C’est en 2008 que Ragnarok renaît de ses cendres. Sollicité pour une série de concerts, le seul membre fondateur restant commence à recruter. Parmi ses trouvailles, on note HansFyrste (chant ; aussi hurleur du groupe Svattjern), qui se signale par des performances vocales particulièrement haineuses. Avec un nouveau line-up et quelques concerts derrière la cravate, le quatuor se met à écrire et en profite pour signer un contrat avec Regain Records.
Le résultat de cet effort est l’album Collectors of the King (2010). Disons-le d’emblée, l’étiquette de True Norwegian Black Metal collée au disque est entièrement méritée. Ce style se démarque des autres sous-genres du Black Metal pour quelques critères (outre la nationalité du groupe) : l’extrême brutalité de la musique ; un son râpeux ; un satanisme intransigeant ; une attitude foncièrement nihiliste et désespérée dans les compositions.
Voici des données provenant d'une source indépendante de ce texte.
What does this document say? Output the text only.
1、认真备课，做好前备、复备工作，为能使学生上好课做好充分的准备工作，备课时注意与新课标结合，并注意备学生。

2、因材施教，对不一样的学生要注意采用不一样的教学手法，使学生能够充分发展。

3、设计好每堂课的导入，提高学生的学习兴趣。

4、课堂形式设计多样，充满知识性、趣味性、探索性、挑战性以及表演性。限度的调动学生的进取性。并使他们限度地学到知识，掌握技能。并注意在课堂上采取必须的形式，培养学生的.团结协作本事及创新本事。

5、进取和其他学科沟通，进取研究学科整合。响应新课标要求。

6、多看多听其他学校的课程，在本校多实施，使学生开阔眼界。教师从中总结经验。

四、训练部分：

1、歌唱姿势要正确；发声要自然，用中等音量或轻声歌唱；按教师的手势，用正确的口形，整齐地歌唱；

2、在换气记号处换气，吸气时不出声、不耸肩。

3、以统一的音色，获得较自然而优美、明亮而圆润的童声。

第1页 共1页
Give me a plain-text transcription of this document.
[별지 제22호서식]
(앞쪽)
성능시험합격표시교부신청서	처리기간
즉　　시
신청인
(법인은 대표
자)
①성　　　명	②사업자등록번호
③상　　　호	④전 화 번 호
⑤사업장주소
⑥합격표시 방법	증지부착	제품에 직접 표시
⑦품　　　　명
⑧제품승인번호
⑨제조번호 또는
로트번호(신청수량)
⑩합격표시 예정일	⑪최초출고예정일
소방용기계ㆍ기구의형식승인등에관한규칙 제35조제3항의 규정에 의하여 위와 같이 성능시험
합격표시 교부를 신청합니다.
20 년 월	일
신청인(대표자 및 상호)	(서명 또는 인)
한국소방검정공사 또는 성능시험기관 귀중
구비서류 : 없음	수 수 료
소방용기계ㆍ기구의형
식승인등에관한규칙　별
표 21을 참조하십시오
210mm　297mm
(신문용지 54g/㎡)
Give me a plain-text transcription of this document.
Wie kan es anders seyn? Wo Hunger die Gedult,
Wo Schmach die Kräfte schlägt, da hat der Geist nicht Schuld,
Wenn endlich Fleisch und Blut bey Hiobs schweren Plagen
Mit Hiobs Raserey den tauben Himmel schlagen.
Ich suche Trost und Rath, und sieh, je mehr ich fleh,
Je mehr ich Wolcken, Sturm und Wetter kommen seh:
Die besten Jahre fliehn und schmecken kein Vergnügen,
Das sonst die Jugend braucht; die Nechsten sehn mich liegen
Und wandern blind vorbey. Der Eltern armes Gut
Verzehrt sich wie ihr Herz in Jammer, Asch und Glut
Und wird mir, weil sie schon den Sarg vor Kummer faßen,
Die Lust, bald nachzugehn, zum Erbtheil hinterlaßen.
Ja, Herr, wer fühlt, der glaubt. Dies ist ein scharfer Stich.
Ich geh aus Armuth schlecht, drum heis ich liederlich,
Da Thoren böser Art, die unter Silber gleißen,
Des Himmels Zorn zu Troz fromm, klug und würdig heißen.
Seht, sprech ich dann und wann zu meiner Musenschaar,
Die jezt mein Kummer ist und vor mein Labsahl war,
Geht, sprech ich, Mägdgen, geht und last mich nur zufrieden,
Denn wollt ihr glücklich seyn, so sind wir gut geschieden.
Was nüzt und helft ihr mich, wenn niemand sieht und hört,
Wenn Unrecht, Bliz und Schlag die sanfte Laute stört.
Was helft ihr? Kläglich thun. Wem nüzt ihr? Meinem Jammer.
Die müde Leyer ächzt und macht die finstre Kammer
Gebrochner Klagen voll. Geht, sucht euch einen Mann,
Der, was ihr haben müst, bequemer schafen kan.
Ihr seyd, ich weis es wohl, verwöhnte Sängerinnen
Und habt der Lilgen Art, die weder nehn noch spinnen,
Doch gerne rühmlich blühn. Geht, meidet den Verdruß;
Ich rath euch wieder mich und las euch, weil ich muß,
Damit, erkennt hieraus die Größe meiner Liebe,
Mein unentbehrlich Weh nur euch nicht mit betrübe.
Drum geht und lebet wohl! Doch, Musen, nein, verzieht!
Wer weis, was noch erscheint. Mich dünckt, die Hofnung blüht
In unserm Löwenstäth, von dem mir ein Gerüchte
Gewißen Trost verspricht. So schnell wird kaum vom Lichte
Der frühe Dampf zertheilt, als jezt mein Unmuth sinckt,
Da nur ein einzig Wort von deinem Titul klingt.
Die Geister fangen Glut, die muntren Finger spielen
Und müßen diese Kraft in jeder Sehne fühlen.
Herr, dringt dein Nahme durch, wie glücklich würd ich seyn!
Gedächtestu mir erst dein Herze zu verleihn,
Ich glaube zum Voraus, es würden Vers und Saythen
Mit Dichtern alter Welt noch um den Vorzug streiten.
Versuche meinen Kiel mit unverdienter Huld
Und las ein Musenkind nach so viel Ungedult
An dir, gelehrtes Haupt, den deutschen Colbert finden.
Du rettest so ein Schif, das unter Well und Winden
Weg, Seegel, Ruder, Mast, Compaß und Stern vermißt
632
Pour cet opus, Ragnarok satisfait à toutes ces exigences. Et même davantage.
Tout débute par un exorcisme. Un prêtre menace Lucifer et l’enjoint de retourner en enfer. Mal lui en prend. Resurrection, récitatif introduisant de l’album, se termine sur le dépècement de l’homme d’église. Simple mise en bouche pour l’apocalyptique Stabbed by the Horns, qui lamine l’auditeur. Ça cogne dur. Une fois le choc passé, on peut se permettre d’apprécier le talent des musiciens recrutés par Johnto pour l’entourer. Malgré la rapidité extrême des compositions, le tout demeure parfaitement maîtrisé. L’album en entier est un concentré de haine. Je ne vois pas d’autres qualificatifs. Une haine cruelle et désespérée, qui donne une âme particulièrement noire à certains titres, particulièrement Burning the Earth ou encore la pièce titre. On retrouve dans cet opus toutes les principales caractéristiques du métal sombre, tel que pratiqué au pays des fjords : du rythme, une très haute vitesse d’exécution et une voix hurlée, déchirée, par un frontman qu’il faudra surveiller dans l’avenir.
Un excellent album d’un groupe qui aspire à faire partie de l’élite du Black Metal norvégien. Et qui pourrait bien y parvenir.
Notes. L’album a été mixé par le bassiste de Marduk, Magnus « Devo » Andersson.